Ne yazar içinde? Kime ne yetki verir? Kanuna uygun mu? Anayasal hak ve özgürlüklere uygun mu?
Sadece bizler değil AKP’li milletvekillerinin de içeriğini gördüğünü sanmayın.
İşte milli irade, işte saydamlık! O kadar saydam ki göremiyorsunuz bile!
Asıl konumuza dönelim demokrasilerde gizli yönetmelik olamayacağını, normlar hiyerarşisini, kanunun içeriğindeki aykırılıkları, Bakanlar ve milletvekilleri bilmeyebilir mi? Hadi diyelim bu kadar derin bir cehaletle malul siyasiler. Danışmanlar, bürokratlar bu kadar açık hukuksuzlukları bilemeyebilir mi?
Kuşkusuz bal gibi biliyorlar. Peki niye böyle kaba ihlaller içeren yasaları çıkarıyorlar? Başlangıçta söylemiştim gerekçelerini: Korku ve cemaatle mücadele!

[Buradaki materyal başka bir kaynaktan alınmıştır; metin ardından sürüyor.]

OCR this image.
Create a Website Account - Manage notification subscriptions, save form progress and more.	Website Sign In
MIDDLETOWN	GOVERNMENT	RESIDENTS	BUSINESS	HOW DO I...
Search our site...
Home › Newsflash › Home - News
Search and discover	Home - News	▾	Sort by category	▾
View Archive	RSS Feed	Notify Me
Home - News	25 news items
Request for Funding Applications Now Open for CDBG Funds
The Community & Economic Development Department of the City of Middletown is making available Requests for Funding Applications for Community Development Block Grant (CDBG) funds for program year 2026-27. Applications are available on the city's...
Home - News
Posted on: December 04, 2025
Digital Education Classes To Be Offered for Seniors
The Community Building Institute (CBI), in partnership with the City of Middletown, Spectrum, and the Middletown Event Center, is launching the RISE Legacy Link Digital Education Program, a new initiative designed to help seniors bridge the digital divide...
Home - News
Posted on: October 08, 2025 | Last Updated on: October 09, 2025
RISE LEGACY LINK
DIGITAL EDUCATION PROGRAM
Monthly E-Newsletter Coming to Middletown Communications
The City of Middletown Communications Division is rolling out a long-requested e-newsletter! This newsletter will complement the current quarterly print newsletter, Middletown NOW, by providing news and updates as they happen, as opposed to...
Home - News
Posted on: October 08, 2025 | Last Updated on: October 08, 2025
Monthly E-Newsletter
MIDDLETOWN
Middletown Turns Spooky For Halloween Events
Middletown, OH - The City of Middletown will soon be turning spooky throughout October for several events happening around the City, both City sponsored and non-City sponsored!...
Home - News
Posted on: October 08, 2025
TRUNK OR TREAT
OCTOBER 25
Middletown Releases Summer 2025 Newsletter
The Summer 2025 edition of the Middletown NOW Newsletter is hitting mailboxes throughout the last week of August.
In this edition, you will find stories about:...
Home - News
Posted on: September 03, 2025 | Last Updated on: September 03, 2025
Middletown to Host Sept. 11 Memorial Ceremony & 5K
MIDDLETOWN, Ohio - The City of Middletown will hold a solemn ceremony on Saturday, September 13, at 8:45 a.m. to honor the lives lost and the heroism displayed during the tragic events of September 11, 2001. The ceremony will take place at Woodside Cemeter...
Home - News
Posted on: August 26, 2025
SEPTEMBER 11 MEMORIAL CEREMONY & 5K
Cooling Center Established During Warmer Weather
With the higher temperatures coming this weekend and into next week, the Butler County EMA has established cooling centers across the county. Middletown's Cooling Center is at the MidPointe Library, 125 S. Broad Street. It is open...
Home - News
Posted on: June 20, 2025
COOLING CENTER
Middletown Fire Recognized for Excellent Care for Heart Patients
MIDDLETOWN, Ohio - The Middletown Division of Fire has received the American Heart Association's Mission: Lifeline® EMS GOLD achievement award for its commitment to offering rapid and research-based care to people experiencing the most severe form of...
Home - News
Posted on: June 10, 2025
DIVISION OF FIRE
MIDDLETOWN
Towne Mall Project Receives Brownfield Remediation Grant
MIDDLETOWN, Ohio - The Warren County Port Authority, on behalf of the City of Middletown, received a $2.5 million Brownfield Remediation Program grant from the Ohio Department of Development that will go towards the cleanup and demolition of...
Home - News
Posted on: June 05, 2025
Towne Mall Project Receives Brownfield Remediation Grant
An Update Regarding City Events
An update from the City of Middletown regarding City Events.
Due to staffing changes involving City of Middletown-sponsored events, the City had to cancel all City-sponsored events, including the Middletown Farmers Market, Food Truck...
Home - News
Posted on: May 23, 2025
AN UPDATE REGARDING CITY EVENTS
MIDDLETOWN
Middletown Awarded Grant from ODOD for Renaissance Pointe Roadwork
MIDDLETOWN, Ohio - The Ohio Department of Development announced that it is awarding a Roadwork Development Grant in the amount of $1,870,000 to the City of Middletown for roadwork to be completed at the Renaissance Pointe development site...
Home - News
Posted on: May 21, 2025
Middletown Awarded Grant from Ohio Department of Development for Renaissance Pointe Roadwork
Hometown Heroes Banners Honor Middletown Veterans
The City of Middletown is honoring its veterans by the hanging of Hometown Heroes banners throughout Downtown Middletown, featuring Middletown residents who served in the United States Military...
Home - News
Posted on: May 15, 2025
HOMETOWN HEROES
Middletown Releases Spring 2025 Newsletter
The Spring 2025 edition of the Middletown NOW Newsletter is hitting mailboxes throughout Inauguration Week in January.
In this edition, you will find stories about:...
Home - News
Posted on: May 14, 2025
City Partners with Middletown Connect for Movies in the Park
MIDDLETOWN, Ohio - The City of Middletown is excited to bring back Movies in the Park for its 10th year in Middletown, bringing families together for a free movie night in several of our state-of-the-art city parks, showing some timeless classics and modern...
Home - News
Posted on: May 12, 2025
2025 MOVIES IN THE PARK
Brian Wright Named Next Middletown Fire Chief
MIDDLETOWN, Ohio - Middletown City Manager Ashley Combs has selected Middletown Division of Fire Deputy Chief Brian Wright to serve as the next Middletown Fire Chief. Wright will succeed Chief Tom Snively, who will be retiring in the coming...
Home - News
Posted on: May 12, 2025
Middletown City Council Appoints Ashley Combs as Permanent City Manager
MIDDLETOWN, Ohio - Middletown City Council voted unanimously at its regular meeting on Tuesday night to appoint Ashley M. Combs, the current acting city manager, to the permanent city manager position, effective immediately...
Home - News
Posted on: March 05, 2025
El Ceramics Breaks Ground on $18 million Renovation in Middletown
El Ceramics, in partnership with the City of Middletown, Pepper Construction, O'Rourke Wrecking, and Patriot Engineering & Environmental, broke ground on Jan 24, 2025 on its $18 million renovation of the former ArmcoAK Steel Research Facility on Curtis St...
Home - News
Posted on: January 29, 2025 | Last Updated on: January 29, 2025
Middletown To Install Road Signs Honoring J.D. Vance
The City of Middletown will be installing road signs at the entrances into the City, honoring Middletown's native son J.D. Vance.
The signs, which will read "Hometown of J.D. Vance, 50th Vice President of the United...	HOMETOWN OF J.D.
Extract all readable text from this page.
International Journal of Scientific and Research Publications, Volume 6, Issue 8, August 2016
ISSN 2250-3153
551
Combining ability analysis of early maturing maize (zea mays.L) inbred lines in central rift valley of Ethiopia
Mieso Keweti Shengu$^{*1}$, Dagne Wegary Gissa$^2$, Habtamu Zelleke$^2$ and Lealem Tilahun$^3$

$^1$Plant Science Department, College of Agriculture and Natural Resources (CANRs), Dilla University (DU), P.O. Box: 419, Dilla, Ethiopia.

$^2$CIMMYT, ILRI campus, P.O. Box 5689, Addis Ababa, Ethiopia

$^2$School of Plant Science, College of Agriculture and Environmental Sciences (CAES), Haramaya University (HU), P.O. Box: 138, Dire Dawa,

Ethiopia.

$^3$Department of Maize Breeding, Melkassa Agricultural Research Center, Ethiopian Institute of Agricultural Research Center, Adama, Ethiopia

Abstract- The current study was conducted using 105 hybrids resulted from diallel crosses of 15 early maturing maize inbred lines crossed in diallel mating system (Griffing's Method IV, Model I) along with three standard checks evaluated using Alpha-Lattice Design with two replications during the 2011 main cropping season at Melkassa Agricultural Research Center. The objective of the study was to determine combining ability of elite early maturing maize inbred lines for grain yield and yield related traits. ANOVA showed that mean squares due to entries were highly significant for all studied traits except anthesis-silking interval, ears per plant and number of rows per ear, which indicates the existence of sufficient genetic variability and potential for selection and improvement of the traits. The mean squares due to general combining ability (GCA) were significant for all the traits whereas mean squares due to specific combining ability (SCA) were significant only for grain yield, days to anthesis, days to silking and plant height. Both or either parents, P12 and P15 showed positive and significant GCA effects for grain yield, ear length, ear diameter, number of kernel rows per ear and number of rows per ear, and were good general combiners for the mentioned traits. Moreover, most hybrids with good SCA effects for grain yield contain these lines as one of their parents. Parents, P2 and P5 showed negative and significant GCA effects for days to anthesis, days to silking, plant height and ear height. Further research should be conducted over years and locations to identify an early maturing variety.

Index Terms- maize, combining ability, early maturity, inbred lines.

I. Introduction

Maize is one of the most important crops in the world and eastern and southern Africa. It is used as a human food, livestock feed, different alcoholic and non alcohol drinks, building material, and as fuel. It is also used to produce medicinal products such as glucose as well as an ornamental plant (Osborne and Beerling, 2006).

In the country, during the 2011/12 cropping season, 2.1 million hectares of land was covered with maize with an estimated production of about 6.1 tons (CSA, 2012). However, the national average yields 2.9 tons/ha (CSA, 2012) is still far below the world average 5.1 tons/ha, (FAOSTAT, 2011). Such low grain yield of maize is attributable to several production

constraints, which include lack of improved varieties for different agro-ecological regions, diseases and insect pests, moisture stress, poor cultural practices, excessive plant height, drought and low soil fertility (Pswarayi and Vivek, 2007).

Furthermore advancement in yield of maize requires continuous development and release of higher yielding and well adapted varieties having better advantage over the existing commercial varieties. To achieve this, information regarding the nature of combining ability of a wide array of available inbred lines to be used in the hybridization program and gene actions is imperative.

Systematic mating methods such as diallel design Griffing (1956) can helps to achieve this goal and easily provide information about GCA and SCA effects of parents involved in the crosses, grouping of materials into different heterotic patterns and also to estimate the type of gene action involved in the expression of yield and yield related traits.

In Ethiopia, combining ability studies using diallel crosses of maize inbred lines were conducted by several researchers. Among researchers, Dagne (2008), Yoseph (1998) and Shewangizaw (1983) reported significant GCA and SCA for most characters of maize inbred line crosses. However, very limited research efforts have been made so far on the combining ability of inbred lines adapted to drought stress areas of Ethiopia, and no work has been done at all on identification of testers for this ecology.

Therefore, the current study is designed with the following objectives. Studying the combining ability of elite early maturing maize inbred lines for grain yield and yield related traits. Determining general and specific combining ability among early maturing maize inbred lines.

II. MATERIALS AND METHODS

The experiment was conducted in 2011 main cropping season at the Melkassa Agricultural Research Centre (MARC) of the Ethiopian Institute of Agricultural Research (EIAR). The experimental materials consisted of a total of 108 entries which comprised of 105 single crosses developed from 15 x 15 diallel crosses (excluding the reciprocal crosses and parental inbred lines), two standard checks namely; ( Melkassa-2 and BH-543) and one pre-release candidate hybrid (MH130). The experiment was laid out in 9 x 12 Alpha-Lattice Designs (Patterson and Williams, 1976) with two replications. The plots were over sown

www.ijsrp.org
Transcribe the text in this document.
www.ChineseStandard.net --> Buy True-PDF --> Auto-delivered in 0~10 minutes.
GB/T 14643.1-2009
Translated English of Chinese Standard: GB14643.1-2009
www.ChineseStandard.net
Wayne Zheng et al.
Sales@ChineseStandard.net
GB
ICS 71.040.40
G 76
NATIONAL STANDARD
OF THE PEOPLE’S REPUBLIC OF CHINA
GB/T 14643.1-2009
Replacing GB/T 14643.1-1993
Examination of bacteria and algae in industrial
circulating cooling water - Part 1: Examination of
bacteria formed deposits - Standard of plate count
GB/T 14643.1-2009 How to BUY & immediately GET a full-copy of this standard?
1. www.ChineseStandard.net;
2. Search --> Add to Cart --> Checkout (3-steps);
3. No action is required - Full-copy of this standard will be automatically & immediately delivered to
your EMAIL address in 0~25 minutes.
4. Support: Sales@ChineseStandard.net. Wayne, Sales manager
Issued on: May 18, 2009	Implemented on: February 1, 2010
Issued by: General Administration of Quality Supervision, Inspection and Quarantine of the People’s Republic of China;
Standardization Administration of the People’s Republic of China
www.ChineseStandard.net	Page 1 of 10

Savaş suçlarını, yolsuzlukları, oy kaybını “korku” yasaları ve üstü örtüllü af düzenlemeleri ile telafi edemeyecekleri açık. Ama asıl fiyasko, cemaatle mücadelede sıkıntı yaşadıkları alanlarda, yasa yaparak üstünlüğü ele geçireceklerini zannetmeleri ve bu yaklaşımın nasıl bir kısır döngüye yol açacağını öngörememelerinde.
Değiştirecek yasa kalmayınca acep ne yapacaklar!